Umweltminister Franz Untersteller (Grüne) sprach von einer breiten Unterstützung der Pläne. „Wir haben nichts ausgekungelt.“ Die Eckpunkte seien unverhandelbar, nun gehe es um die Konkretisierung. Die beschlossenen Regelungen gingen deutlich weiter als das, was in anderen Bundesländern bislang diskutiert und umgesetzt wurde.

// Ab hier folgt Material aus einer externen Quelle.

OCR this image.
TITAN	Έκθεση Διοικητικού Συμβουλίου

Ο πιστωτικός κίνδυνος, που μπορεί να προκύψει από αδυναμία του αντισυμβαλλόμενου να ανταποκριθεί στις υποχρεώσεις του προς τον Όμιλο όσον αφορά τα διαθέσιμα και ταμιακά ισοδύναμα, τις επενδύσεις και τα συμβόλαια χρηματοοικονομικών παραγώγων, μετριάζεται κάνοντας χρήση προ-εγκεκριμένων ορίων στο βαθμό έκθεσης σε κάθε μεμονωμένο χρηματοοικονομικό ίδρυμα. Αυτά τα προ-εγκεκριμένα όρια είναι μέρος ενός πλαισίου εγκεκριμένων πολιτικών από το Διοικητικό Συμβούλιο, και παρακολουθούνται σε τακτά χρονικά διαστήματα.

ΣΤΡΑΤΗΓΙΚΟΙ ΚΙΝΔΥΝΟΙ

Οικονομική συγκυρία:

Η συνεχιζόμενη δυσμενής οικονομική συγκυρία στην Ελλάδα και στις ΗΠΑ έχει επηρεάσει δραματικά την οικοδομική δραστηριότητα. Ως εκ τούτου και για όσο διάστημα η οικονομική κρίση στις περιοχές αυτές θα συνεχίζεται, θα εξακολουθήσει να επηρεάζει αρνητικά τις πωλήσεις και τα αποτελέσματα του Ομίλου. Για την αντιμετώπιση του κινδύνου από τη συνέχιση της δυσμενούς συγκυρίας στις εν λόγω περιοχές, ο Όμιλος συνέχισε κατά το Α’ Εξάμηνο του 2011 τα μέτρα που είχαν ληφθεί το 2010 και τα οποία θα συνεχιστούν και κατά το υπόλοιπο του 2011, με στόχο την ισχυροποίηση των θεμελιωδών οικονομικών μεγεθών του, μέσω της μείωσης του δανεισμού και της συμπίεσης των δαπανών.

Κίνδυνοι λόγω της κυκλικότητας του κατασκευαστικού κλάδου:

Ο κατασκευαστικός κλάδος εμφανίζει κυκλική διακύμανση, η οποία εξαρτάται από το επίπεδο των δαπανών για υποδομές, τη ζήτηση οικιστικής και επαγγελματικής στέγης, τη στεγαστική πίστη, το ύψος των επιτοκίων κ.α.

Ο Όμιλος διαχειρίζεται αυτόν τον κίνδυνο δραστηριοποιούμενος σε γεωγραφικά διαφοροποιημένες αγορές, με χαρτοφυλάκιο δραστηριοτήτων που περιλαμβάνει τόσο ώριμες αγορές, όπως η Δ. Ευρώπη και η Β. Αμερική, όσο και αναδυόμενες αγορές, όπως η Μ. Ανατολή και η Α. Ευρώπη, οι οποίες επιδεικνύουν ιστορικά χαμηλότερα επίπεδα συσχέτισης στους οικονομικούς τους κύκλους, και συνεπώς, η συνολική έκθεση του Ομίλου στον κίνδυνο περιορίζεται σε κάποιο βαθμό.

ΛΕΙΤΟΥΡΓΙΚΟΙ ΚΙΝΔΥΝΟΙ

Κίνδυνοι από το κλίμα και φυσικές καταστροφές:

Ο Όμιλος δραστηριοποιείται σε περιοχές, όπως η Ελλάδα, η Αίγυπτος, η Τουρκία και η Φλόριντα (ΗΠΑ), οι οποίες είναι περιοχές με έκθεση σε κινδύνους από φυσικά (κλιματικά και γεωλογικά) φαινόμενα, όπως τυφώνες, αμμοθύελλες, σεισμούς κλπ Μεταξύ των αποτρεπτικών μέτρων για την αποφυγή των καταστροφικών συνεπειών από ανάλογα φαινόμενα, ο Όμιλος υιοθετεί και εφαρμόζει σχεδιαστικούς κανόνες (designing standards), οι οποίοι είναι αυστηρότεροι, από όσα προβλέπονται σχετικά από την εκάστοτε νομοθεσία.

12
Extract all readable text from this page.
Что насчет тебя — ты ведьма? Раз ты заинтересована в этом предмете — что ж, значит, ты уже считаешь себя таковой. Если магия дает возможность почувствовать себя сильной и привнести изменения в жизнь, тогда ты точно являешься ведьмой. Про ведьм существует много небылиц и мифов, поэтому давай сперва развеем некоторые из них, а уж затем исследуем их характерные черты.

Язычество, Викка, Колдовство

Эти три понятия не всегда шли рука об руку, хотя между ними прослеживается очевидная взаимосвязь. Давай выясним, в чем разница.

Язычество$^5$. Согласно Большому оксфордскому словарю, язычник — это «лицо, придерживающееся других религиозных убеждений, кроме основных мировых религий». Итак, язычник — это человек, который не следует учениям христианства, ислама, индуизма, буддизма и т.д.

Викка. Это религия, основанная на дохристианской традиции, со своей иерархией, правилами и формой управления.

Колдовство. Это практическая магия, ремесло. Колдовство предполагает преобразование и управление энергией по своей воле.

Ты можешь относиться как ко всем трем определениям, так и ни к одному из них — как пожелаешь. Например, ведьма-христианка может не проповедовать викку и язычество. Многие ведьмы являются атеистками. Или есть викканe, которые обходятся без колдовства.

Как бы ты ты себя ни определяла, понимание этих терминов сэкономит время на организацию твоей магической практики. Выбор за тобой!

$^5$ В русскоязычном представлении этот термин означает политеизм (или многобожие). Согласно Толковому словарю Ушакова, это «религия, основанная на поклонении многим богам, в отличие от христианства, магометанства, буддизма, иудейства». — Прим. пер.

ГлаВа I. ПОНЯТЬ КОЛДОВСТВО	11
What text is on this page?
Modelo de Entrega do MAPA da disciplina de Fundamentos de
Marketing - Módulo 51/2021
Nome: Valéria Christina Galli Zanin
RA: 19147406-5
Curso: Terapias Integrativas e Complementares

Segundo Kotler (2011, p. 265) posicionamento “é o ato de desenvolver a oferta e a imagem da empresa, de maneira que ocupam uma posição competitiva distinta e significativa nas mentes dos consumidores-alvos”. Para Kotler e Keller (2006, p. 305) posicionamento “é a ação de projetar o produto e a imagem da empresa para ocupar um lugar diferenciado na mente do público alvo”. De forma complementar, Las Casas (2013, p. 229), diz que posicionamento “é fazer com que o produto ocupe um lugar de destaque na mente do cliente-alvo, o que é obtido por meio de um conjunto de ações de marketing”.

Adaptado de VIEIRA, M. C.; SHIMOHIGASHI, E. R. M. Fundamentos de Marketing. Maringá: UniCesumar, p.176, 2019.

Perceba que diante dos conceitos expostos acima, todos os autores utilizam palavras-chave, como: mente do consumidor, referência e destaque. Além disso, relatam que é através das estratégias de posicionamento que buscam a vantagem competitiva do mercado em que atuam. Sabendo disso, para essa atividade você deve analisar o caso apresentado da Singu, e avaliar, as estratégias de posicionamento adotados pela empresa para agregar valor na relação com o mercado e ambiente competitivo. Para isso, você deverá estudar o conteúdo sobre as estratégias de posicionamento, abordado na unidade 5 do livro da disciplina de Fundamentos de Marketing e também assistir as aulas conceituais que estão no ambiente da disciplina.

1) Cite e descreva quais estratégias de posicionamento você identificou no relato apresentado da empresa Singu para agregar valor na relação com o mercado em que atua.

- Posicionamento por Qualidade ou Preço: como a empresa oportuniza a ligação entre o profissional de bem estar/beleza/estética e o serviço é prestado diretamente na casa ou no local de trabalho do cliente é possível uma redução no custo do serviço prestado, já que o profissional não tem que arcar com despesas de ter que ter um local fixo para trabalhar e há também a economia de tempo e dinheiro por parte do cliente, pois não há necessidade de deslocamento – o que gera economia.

Volksbegehren-Sprecher und NABU-Landeschef Johannes Enssle sagte: „Auch die Landwirtschaftsvertreter müssen Farbe bekennen, wie ernst es ihnen wirklich mit einem verbindlichen Artenschutz ist. In den nächsten Tagen entscheidet sich, wer die Artenvielfalt wirklich retten will - und wer nur darüber redet.“

Aufgerufen zum bundesweiten Protest hatte am Dienstag das noch recht junge Netzwerk „Land schafft Verbindung“, in dem sich Zehntausende deutsche Landwirte zusammengeschlossen haben. Durch die derzeitige Umwelt- und Landwirtschaftspolitik der Bundesregierung sehe man die Wirtschaftskraft und den sozialen Frieden im Land gefährdet, hieß es von dem Bündnis. Die Gesetzgebung sei „praxisfern, zu bürokratisch und kommt einer Entmündigung gleich“.

In Stuttgart fuhren laut Organisatoren 1000 Traktoren durch die Stadt, an einer Kundgebung nahmen demzufolge 2000 Menschen teil. Die Polizei sprach von mehreren Hundert Traktoren und von starken Verkehrsbehinderungen. Durch Freiburg rollten laut Polizei 85 Traktoren. Demnach blieb alles friedlich.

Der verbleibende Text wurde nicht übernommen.